Overall, this means that a cluster of vectors corresponds to a collection of nodes that have no edges running between them, so finding a minimal clustering gives a coloring of the graph. In this case, notice that the original graph can be 2-colored by making A, C, and E the same color and B, D, and F another color. If we look at the vectors, they can be clustered into A, C, and E and B, D, and F:

     A B C D E F
A: [ 0 1 * 1 * * ]
C: [ * 1 0 * * 1 ]
E: [ * 1 * 1 0 1 ]

B: [ 1 0 1 * 1 * ]
D: [ 1 * * 0 1 * ]
F: [ * * 1 * 1 0 ]

More generally, given a graph with n nodes, form n vectors of this form, where each vector corresponds to a node, has a 0 in the column for that node, a 1 in the column for each adjacent node, and a * in all other columns. The minimum number of clusters then corresponds to the chromatic number of the original graph, and this reduction can be done in polynomial time.

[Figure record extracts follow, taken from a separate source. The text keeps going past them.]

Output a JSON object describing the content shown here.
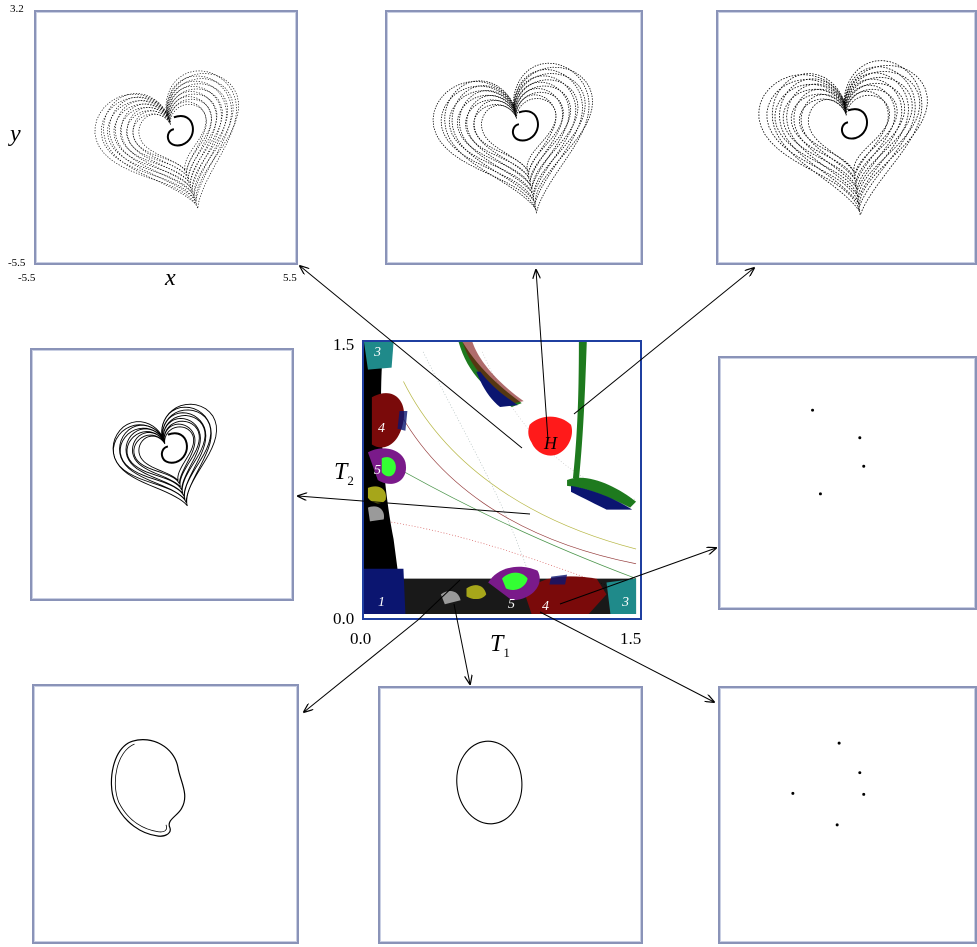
{
  "panel_axes": {
    "y_max": "3.2",
    "y_min": "-5.5",
    "x_min": "-5.5",
    "x_max": "5.5",
    "x_label": "x",
    "y_label": "y"
  },
  "central_map": {
    "x_label": "T",
    "x_label_sub": "1",
    "y_label": "T",
    "y_label_sub": "2",
    "x_min": "0.0",
    "x_max": "1.5",
    "y_min": "0.0",
    "y_max": "1.5",
    "region_labels": [
      "1",
      "3",
      "4",
      "5",
      "5",
      "4",
      "3",
      "H"
    ],
    "colors": {
      "navy": "#0b1570",
      "maroon": "#7a0a0a",
      "teal": "#1f8a8a",
      "purple": "#7a1a8a",
      "green": "#1e7a1e",
      "bright_green": "#33ff33",
      "red": "#ff1a1a",
      "olive": "#a6a61a",
      "blue_frame": "#1f3fa0"
    }
  },
  "panels": [
    {
      "id": "chaotic-attractor-1",
      "kind": "chaotic attractor"
    },
    {
      "id": "chaotic-attractor-2",
      "kind": "chaotic attractor"
    },
    {
      "id": "chaotic-attractor-3",
      "kind": "chaotic attractor"
    },
    {
      "id": "chaotic-attractor-4",
      "kind": "chaotic attractor"
    },
    {
      "id": "period-4-points",
      "kind": "period-4 orbit"
    },
    {
      "id": "torus-curve",
      "kind": "torus"
    },
    {
      "id": "closed-curve",
      "kind": "limit cycle"
    },
    {
      "id": "period-5-points",
      "kind": "period-5 orbit"
    }
  ]
}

The problem is that the problem of finding the minimum chromatic number of a graph is NP-hard and no approximation algorithm is known that gets even close to a constant factor approximation. As a result, there's likely to be no good approximation algorithm for the original problem I described unless P = NP.

It's possible that the special case of the problem I need to solve happens to be easier to approximate, so I might post a follow-up question with more specifics of what I'm trying to do.